Saturday, July 30, 2022

Judy Whitmore |"It Could Happen To You"

The follow-up to her highly lauded 2020 debut album Can’t We Be Friends, “It Could Happen To You” marks a new era musically for Whitmore with a bold departure from the more traditional arrangements of its predecessors, unfolding in a more free-flowing sound imbued with the improvisational spirit and exploratory musicianship of jazz - a feat she achieves with both dazzling ingenuity and extraordinary grace. Produced by John Sawoski (a composer, orchestrator, and musical director who also helmed the production of Can’t We Be Friends,) the track came to life at the legendary Capitol Studios in Los Angeles (where her story began as a singer in college) in a series of sessions with Grammy® Award-nominated recording engineer Steve Genewick (Barbra Streisand, Burt Bacharach). With more music on the way, Whitmore stays true to her exquisite gift as a song interpreter, brightening each track with her warmly nuanced vocal style and radiant personality. 

No matter what mood she’s inhabiting, each track she sings spotlights the innate musicality Whitmore first discovered as a little girl growing up in Studio City, California. Named after Judy Garland (a friend of her grandfather, who played violin in the MGM Studio Orchestra,) Judy’s first foray into the music business by singing in a Mamas & the Papas-inspired band formed by Capitol Records. Although she’d begun to cultivate a promising career in music, Whitmore’s life soon led her in entirely different directions. After marrying young and having two children, like so many, Judy had to put her dreams on hold.

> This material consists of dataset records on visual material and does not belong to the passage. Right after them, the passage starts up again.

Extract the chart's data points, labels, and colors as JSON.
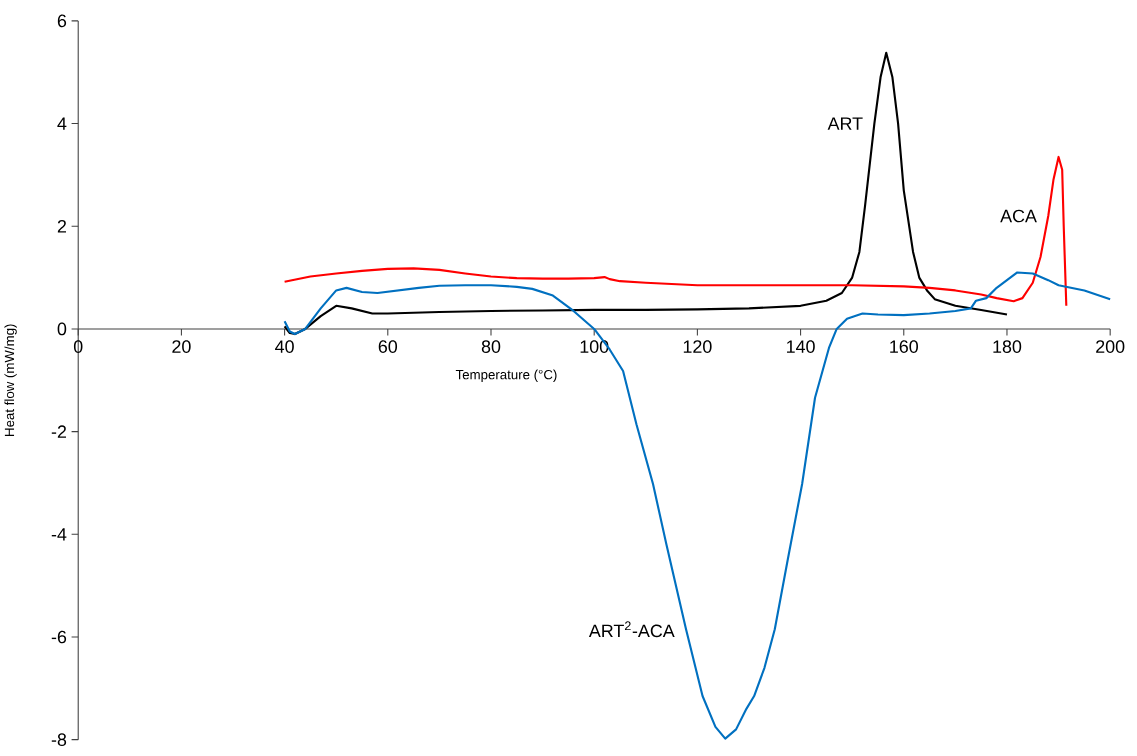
{
  "chart_data": {
    "type": "line",
    "xlabel": "Temperature (°C)",
    "ylabel": "Heat flow (mW/mg)",
    "xlim": [
      0,
      200
    ],
    "ylim": [
      -8,
      6
    ],
    "xticks": [
      0,
      20,
      40,
      60,
      80,
      100,
      120,
      140,
      160,
      180,
      200
    ],
    "yticks": [
      -8,
      -6,
      -4,
      -2,
      0,
      2,
      4,
      6
    ],
    "grid": false,
    "marker": "none",
    "line_style": "solid",
    "series": [
      {
        "name": "ART",
        "color": "#000000",
        "x": [
          40,
          41,
          42,
          44,
          47,
          50,
          53,
          57,
          60,
          70,
          80,
          90,
          100,
          110,
          120,
          130,
          140,
          145,
          148,
          150,
          151.4,
          152.5,
          154.3,
          155.5,
          156.6,
          157.8,
          158.9,
          160,
          161.8,
          163,
          164.5,
          166,
          170,
          175,
          180
        ],
        "values": [
          0.05,
          -0.08,
          -0.1,
          0.0,
          0.25,
          0.45,
          0.4,
          0.3,
          0.3,
          0.33,
          0.35,
          0.36,
          0.37,
          0.37,
          0.38,
          0.4,
          0.45,
          0.55,
          0.7,
          1.0,
          1.5,
          2.4,
          4.0,
          4.9,
          5.38,
          4.9,
          4.0,
          2.7,
          1.5,
          1.0,
          0.75,
          0.58,
          0.45,
          0.37,
          0.28
        ]
      },
      {
        "name": "ACA",
        "color": "#ff0000",
        "x": [
          40,
          45,
          50,
          55,
          60,
          65,
          70,
          75,
          80,
          85,
          90,
          95,
          100,
          102,
          103,
          105,
          110,
          120,
          130,
          140,
          150,
          160,
          165,
          170,
          175,
          178,
          181.3,
          183,
          185,
          186.5,
          188,
          189,
          190,
          190.7,
          191,
          191.5
        ],
        "values": [
          0.92,
          1.02,
          1.08,
          1.13,
          1.17,
          1.18,
          1.15,
          1.08,
          1.02,
          0.99,
          0.98,
          0.98,
          0.99,
          1.01,
          0.97,
          0.93,
          0.9,
          0.85,
          0.85,
          0.85,
          0.85,
          0.83,
          0.8,
          0.75,
          0.67,
          0.6,
          0.54,
          0.6,
          0.9,
          1.4,
          2.2,
          2.9,
          3.35,
          3.1,
          2.0,
          0.45
        ]
      },
      {
        "name": "ART$^{2}$-ACA",
        "color": "#0070c0",
        "x": [
          40,
          41,
          42,
          44,
          47,
          50,
          52,
          55,
          58,
          62,
          66,
          70,
          75,
          80,
          85,
          88,
          92,
          96,
          100,
          103,
          105.6,
          108.2,
          111.4,
          114,
          117.8,
          121,
          123.5,
          125.4,
          127.5,
          129.5,
          131,
          133,
          135,
          137.5,
          140.3,
          142.8,
          145.5,
          147,
          149,
          152,
          155,
          160,
          165,
          170,
          173,
          174,
          176,
          178,
          180,
          182,
          185,
          188,
          190,
          195,
          200
        ],
        "values": [
          0.15,
          -0.05,
          -0.1,
          0.0,
          0.4,
          0.75,
          0.8,
          0.72,
          0.7,
          0.75,
          0.8,
          0.84,
          0.85,
          0.85,
          0.82,
          0.78,
          0.65,
          0.35,
          0.0,
          -0.4,
          -0.82,
          -1.86,
          -3.02,
          -4.2,
          -5.85,
          -7.15,
          -7.75,
          -7.98,
          -7.8,
          -7.4,
          -7.15,
          -6.6,
          -5.85,
          -4.5,
          -3.02,
          -1.34,
          -0.37,
          0.0,
          0.2,
          0.3,
          0.28,
          0.27,
          0.3,
          0.35,
          0.4,
          0.55,
          0.6,
          0.8,
          0.95,
          1.1,
          1.08,
          0.95,
          0.85,
          0.75,
          0.58
        ]
      }
    ]
  }
}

From there, her family moved to Aspen, Colorado, where their closest neighbors were Annie and John Denver who coaxed Judy into confronting her fear of flying by inviting her to board their private plane, Windstar One. Not long after that first flight, Whitmore was determined to conquer her fear and earned her commercial pilot’s license and later began working search-and-rescue missions in the Rocky Mountains—an experience that ultimately inspired her debut novel Come Fly with Me, a 2013 romantic-adventure title that hit #1 on the Amazon Kindle Bestseller List.

Also working as a theater producer and a clinical psychologist, despite having achieved tremendous success in such disparate fields, Whitmore still felt that something was undeniably missing in her life. Once again demonstrating her boundless determination, in 2014 she took her first step toward realizing her deepest lifelong dream by co-founding Act Three (a cabaret group whose journey to Carnegie Hall was chronicled in the award-winning documentary film Once Upon a Dream). A truly unstoppable creative force, within several years, she’d struck out on her own and started performing solo shows around Southern California and also joined the board of directors for the Pacific Symphony, and currently serves on the executive committee for the world-renowned orchestra. This fall, Whitmore is gearing up for a series of live shows in support of her music by her brother and a 15-piece band. In her live performances and recorded material alike, Whitmore hopes to instill listeners with a profound love for the timeless music that endlessly inspires her. “When people hear my new music, I’d love for them to feel a deeper appreciation for these compositions and the era they came from,” she says. “The Great American Songbook is a body of work that’s stood the test of time, and all of its songs deserve to be heard the way the composers intended. So when I create an album like this one, I feel like I’m doing my part to keep this beautiful music alive.”